In order to improve the topic definitions, we want to investigate weighting terms by the number of times that they appear in the documents. Many of the results  in this report contain topics that have the same words in each of them. It is sensical that the same word may appear in documents on similar topics, such as American historical documents, but if a word appears many times in each document, that word will not be very helpful in defining topics. Another way to improve topic definition would be to implement smoothing into the algorithm. If a word only occurs once in a corpus, it will have a very small probability. However, this word could be important in defining the topic for a particular document. Smoothing would ensure that every word would be assigned a positive probability. 

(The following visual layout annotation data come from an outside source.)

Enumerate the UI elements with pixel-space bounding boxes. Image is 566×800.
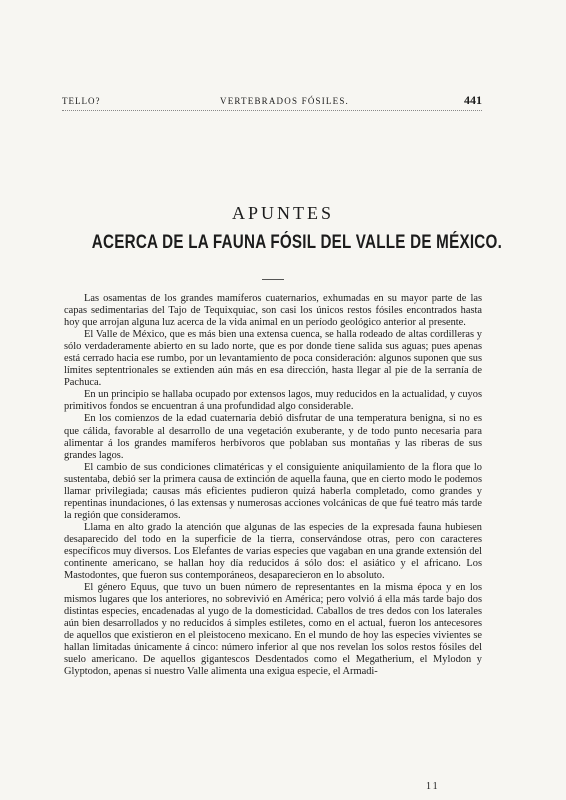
paragraph: Llama en alto grado la atención que algunas de las especies de la expresada fauna hubiesen desaparecido del todo en la superficie de la tierra, conservándose otras, pero con caracteres específicos muy diversos. Los Elefantes de varias especies que vagaban en una grande extensión del continente americano, se hallan hoy día reducidos á sólo dos: el asiático y el africano. Los Mastodontes, que fueron sus contemporáneos, desaparecieron en lo absoluto.	[64, 521, 482, 582]
title-divider	[262, 279, 284, 280]
paragraph: El cambio de sus condiciones climatéricas y el consiguiente aniquilamiento de la flora que lo sustentaba, debió ser la primera causa de extinción de aquella fauna, que en cierto modo le podemos llamar privilegiada; causas más eficientes pudieron quizá haberla completado, como grandes y repentinas inundaciones, ó las extensas y numerosas acciones volcánicas de que fué teatro más tarde la región que consideramos.	[64, 461, 482, 521]
running-head-title: VERTEBRADOS FÓSILES.	[220, 96, 349, 106]
article-title-top: APUNTES	[231, 203, 334, 223]
paragraph: Las osamentas de los grandes mamíferos cuaternarios, exhumadas en su mayor parte de las capas sedimentarias del Tajo de Tequixquiac, son casi los únicos restos fósiles encontrados hasta hoy que arrojan alguna luz acerca de la vida animal en un período geológico anterior al presente.	[64, 293, 482, 329]
signature-mark: 11	[426, 781, 440, 792]
paragraph: El Valle de México, que es más bien una extensa cuenca, se halla rodeado de altas cordilleras y sólo verdaderamente abierto en su lado norte, que es por donde tiene salida sus aguas; pues apenas está cerrado hacia ese rumbo, por un levantamiento de poca consideración: algunos suponen que sus límites septentrionales se extienden aún más en esa dirección, hasta llegar al pie de la serranía de Pachuca.	[64, 329, 482, 389]
paragraph: En los comienzos de la edad cuaternaria debió disfrutar de una temperatura benigna, si no es que cálida, favorable al desarrollo de una vegetación exuberante, y de todo punto necesaria para alimentar á los grandes mamíferos herbívoros que poblaban sus montañas y las riberas de sus grandes lagos.	[64, 413, 482, 461]
body-text	[64, 293, 482, 679]
page-number: 441	[464, 93, 482, 107]
paragraph: En un principio se hallaba ocupado por extensos lagos, muy reducidos en la actualidad, y cuyos primitivos fondos se encuentran á una profundidad algo considerable.	[64, 389, 482, 413]
article-title-main: ACERCA DE LA FAUNA FÓSIL DEL VALLE DE MÉXICO.	[91, 232, 503, 253]
paragraph: El género Equus, que tuvo un buen número de representantes en la misma época y en los mismos lugares que los anteriores, no sobrevivió en América; pero volvió á ella más tarde bajo dos distintas especies, encadenadas al yugo de la domesticidad. Caballos de tres dedos con los laterales aún bien desarrollados y no reducidos á simples estiletes, como en el actual, fueron los antecesores de aquellos que existieron en el pleistoceno mexicano. En el mundo de hoy las especies vivientes se hallan limitadas únicamente á cinco: número inferior al que nos revelan los solos restos fósiles del suelo americano. De aquellos gigantescos Desdentados como el Megatherium, el Mylodon y Glyptodon, apenas si nuestro Valle alimenta una exigua especie, el Armadi-	[64, 582, 482, 678]
header-rule	[62, 110, 482, 111]
running-head-left: TELLO?	[62, 96, 101, 106]
running-head	[62, 93, 482, 107]
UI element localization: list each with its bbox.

In addition, we want to continue to use the algorithms to situations beyond text corpora. The movie data example in this paper is one example of how LDA can be utilized beyond text data. The algorithm can be used for any situation that has the same structure as text corpora. The possibilities for LDA applications are endless, and we hope to explore more of these situations in the future. 


## VI. References

1.	Colorado Reed, Latent Dirichlet Allocation: Towards a Deeper Understanding, January 2012, o
bphio.us/pdfs/lda_tutorial.pdf. 
2.	David M. Blei, Andrew Y. Ng, and Michael I. Jordan, Latent Dirichlet Allocation, Journal of 
Machine Learning Research 3, 2003, pg. 993-1022.
3. Declaration of Independence: http://www.gutenberg.org/files/16780/16780-h/16780-h.html
4. F. Maxwell Harper and Joseph A. Konstan. 2015. The MovieLens Datasets: History and Context. ACM Transactions on Interactive Intelligent Systems (TiiS) 5, 4, Article 19 (December 2015), 19 pages. DOI=http://dx.doi.org/10.1145/2827872
5. Gettysburg Address: http://www.gutenberg.org/cache/epub/4/pg4.txt.
6. Internet Movie Database, www.imbd.com.
7. JFK Speech: http://www.americanrhetoric.com/speeches/jfkinaugural.htm
8. Max Sklar, Fast MLE Computation for the Dirichlet Multinomial, May 2014.
9. MLK Speech:  http://www.americanrhetoric.com/speeches/mlkihaveadream.htm
10. Thomas P. Minka, Estimating a Dirichlet Distribution, www.msr-waypoint.com.